もしも、君が隣にいたのなら。
 オレの決意を認めてくれただろうか。


 どっちにしても泣くんだろうなぁと泣き虫なあの子を思い浮かべた。




 118.




「えっと…こっち、か?」


 寄宿舎の部屋から抜け出して、オレは頭をかいた。闇祓いの寮の一部が開放され、オレとジェームズはその男子寮、シェスアは女子寮の部屋をあてがわれている。
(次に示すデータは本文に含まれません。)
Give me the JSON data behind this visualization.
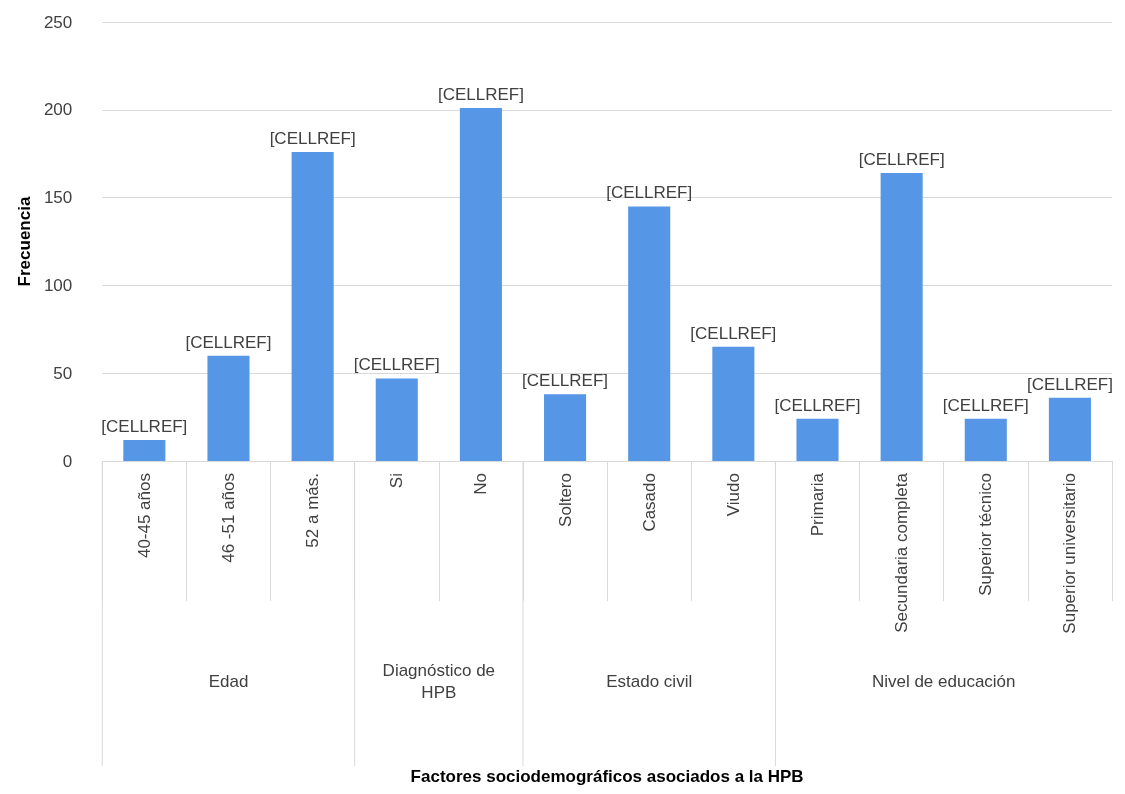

闇祓いでも泊まり掛けの仕事があるときしか使われない部屋もあるため、常にいくつか空きがあるのだそうだ。
 いつもなら夜中に目を覚ますことなどないのだが、寝る前にジェームズに飲まされた得体の知れない液体のおかげで腹がゴロゴロいいだして、仕方なくトイレに向かおうとベッドを抜けてきた。訓練に参加できなくなったら呪ってやる。


「ん?」


 廊下に並ぶ扉のひとつから、煌々と光が漏れていた。思わず歩み寄る。中からは、聞きなれた低い声が聞こえてくる。


「―――オレは、そんなつもりで言ったんじゃない」


 真剣な声音のアオトさん。どこか苛々としているようでどきりとした。アオトさんは、オレたちの前では決してみせないような表情で、声を荒げる。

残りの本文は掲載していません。